- The environment for Madagascar's opposition and private media is getting harsher as yet another opposition radio station has been ordered to close by the Communication Minister. 'Radio Say', which is closed to ousted ex-President Ratsiraka, was accused of spreading false news and thereby closed down.
On 28 June, Malagasy Communications Minister Clermont Gervais Mahazaka ordered the closure of 'Radio Say' for the alleged "broadcasting false news, defamation and insults against the speaker of the National Assembly and a member of the government, and breach of operating terms and conditions."
Located in Tuléar, a coastal city in southern Madagascar, 'Radio Say' was ordered to cease broadcasting following a visit to the city by a government delegation. The delegation had come to investigate a grenade attack that took place on 25 June, during Independence Day celebrations, in which one person was killed and about 30 others injured.
Minister Mahazaka ordered 'Radio Say' closed until further notice, "despite the fact that no link has been made between the attack and the station's activities," according to information gathered by the Paris-based group Reporters sans Frontières (RSF). The Minister had not provided "any evidence to support the closure," RSF maintains.

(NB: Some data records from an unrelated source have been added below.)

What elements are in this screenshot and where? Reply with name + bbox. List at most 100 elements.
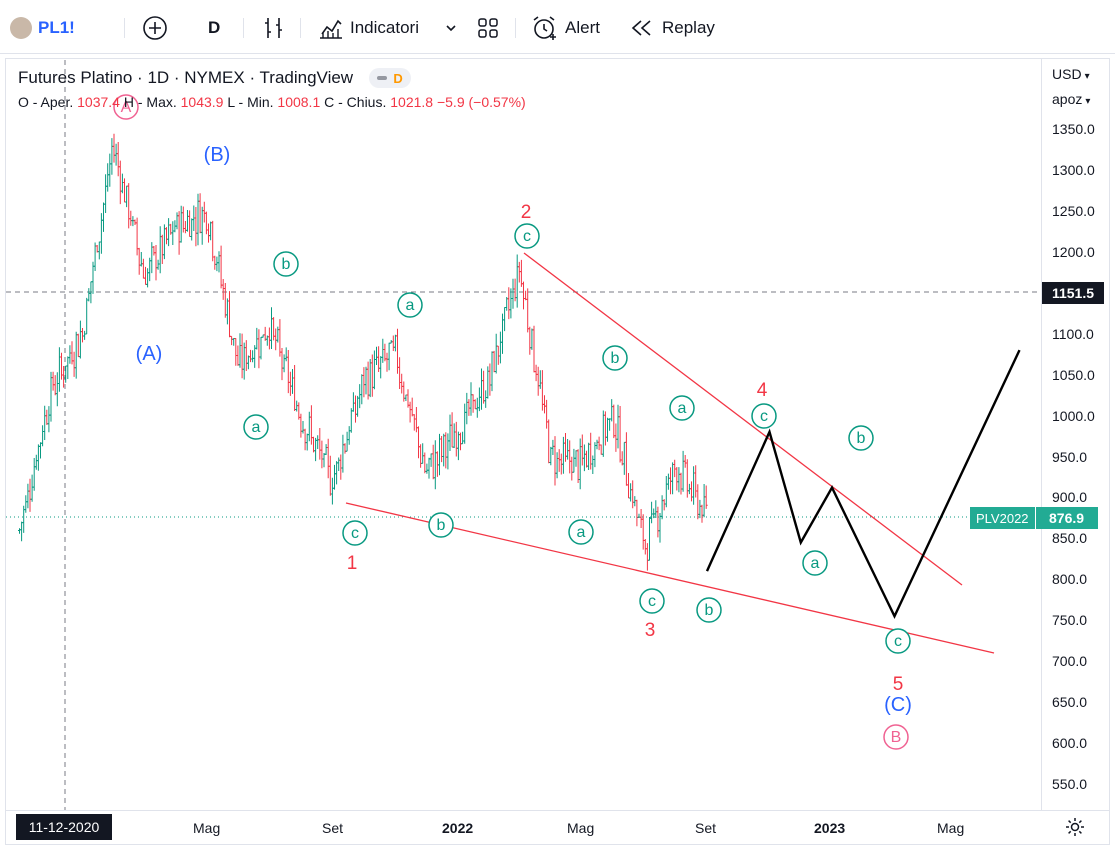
- toolbar-divider: [124, 18, 125, 38]
- open-value: 1037.4: [77, 94, 120, 110]
- candle-up: [333, 464, 336, 490]
- candle-up: [97, 241, 101, 260]
- candle-down: [391, 335, 395, 351]
- candle-up: [209, 221, 213, 241]
- wave-label-blue[interactable]: (A): [136, 343, 163, 365]
- wave-label-green-circle[interactable]: a: [802, 550, 828, 576]
- wave-label-green-circle[interactable]: c: [514, 223, 540, 249]
- wave-label-green-circle[interactable]: b: [428, 512, 454, 538]
- candle-up: [66, 356, 70, 379]
- alert-button[interactable]: Alert: [531, 12, 600, 44]
- candle-up: [446, 433, 450, 470]
- wave-circle: [568, 519, 594, 545]
- candle-up: [404, 394, 408, 401]
- wave-circle: [428, 512, 454, 538]
- wave-label-blue[interactable]: (B): [204, 144, 231, 166]
- lower-trendline[interactable]: [345, 502, 995, 654]
- candle-up: [156, 259, 160, 270]
- indicators-dropdown[interactable]: [444, 12, 458, 44]
- candle-up: [633, 496, 637, 507]
- wave-label-green-circle[interactable]: c: [639, 588, 665, 614]
- candle-down: [230, 335, 234, 346]
- candle-up: [104, 174, 108, 213]
- symbol-label: PL1!: [38, 18, 75, 37]
- candle-down: [219, 245, 223, 289]
- candle-down: [144, 266, 147, 285]
- candle-down: [675, 467, 679, 491]
- wave-label-green-circle[interactable]: c: [751, 403, 777, 429]
- candle-down: [123, 178, 126, 203]
- wave-label-red[interactable]: 5: [893, 674, 904, 695]
- candle-up: [351, 392, 355, 412]
- scale-mode-selector[interactable]: apoz ▾: [1052, 91, 1090, 107]
- wave-circle: [639, 588, 665, 614]
- replay-button[interactable]: Replay: [630, 12, 715, 44]
- wave-label-blue[interactable]: (C): [884, 694, 912, 716]
- crosshair-price-label: 1151.5: [1042, 282, 1104, 304]
- wave-circle: [883, 724, 909, 750]
- wave-label-green-circle[interactable]: b: [602, 345, 628, 371]
- wave-label-pink-circle[interactable]: B: [883, 724, 909, 750]
- candle-down: [576, 449, 580, 483]
- wave-label-green-circle[interactable]: b: [696, 597, 722, 623]
- last-price-value: 876.9: [1035, 507, 1098, 529]
- wave-label-green-circle[interactable]: c: [342, 520, 368, 546]
- candle-down: [624, 432, 628, 486]
- currency-selector[interactable]: USD ▾: [1052, 66, 1090, 82]
- settings-button[interactable]: [1064, 816, 1086, 843]
- candle-up: [114, 143, 118, 166]
- indicators-button[interactable]: Indicatori: [318, 12, 419, 44]
- wave-label-green-circle[interactable]: c: [885, 628, 911, 654]
- candle-down: [211, 220, 215, 262]
- candle-down: [517, 261, 521, 283]
- candle-up: [551, 439, 555, 455]
- alert-label: Alert: [565, 18, 600, 37]
- upper-trendline[interactable]: [523, 252, 963, 586]
- wave-label-green-circle[interactable]: a: [243, 414, 269, 440]
- wave-label-green-circle[interactable]: b: [273, 251, 299, 277]
- wave-label-green-circle[interactable]: a: [568, 519, 594, 545]
- candle-up: [438, 433, 441, 476]
- wave-label-red[interactable]: 3: [645, 620, 656, 641]
- symbol-button[interactable]: PL1!: [10, 14, 75, 42]
- candle-down: [435, 451, 439, 477]
- candle-down: [160, 234, 164, 264]
- candle-down: [127, 183, 131, 229]
- compare-button[interactable]: [142, 12, 168, 44]
- wave-label-green-circle[interactable]: a: [397, 292, 423, 318]
- wave-label-green-circle[interactable]: b: [848, 425, 874, 451]
- candle-down: [700, 504, 704, 523]
- candle-up: [146, 268, 150, 288]
- candle-up: [702, 484, 706, 518]
- candle-down: [204, 211, 208, 235]
- candle-up: [47, 406, 51, 433]
- data-badge[interactable]: D: [369, 68, 412, 88]
- wave-circle: [273, 251, 299, 277]
- candle-down: [492, 350, 496, 373]
- y-tick: 1050.0: [1052, 366, 1095, 383]
- wave-label-green-circle[interactable]: a: [669, 395, 695, 421]
- chart-type-button[interactable]: [262, 12, 286, 44]
- candle-up: [32, 458, 36, 491]
- wave-label-text: c: [648, 593, 656, 610]
- y-tick: 550.0: [1052, 776, 1088, 792]
- candle-up: [616, 404, 620, 449]
- candle-down: [685, 459, 689, 498]
- wave-label-red[interactable]: 2: [521, 202, 532, 223]
- projection-path[interactable]: [705, 349, 1021, 619]
- wave-label-red[interactable]: 4: [757, 380, 768, 401]
- candle-down: [704, 485, 708, 509]
- candle-down: [597, 436, 601, 451]
- candle-up: [429, 453, 433, 467]
- candle-up: [480, 368, 483, 410]
- interval-button[interactable]: D: [208, 18, 221, 37]
- layout-button[interactable]: [476, 12, 500, 44]
- wave-label-red[interactable]: 1: [347, 553, 358, 574]
- candle-up: [345, 431, 349, 452]
- wave-label-pink-circle[interactable]: A: [113, 94, 139, 120]
- indicators-label: Indicatori: [350, 18, 419, 37]
- candle-down: [528, 326, 532, 355]
- candle-down: [585, 450, 588, 468]
- candle-down: [223, 283, 227, 318]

'Radio Say' is a private radio station known for its independent editorial stance. It is owned by a former minister who is an associate of Didier Ratsiraka, who governed Madagascar from 1975 to 1993 and again from 1995 to 2002.
Ex-President Ratsiraka was defeated in the last elections, losing to current head of state Marc Ravalomanana, but he refused to hand over powers and thus caused several months of turmoil in the country. Following defeat on the battlefield, Mr Ratsiraka fled the country and lives in French exile. If he returns to Madagascar, he will face criminal charges.
According to RSF, the closure of 'Radio Say' is not an isolated act. Since Mr Mahazaka's appointment as Communications Minister at the beginning of 2004, "there have been several recorded attacks on freedom of information," the French media watchdog group says.
- Private media outlets in the country have not previously faced such harassment or restrictions in carrying out their work, RSF adds in a statement released yesterday.
In February, 'Radio Sava' was also ordered closed. The station's owner is Pety Rakotoniaina, mayor of Fianarantsoa and a former supporter of President Ravalomanana, who has since joined the opposition. 'Radio Sava' has yet to resume its activities.
In addition, the daily 'La Gazette de la Grande Île' received an official warning from Minister Mahazaka after it published a statement by National Assembly Speaker Jean Lahiniriko, announcing the death of one of the victims of the Tuléar attack.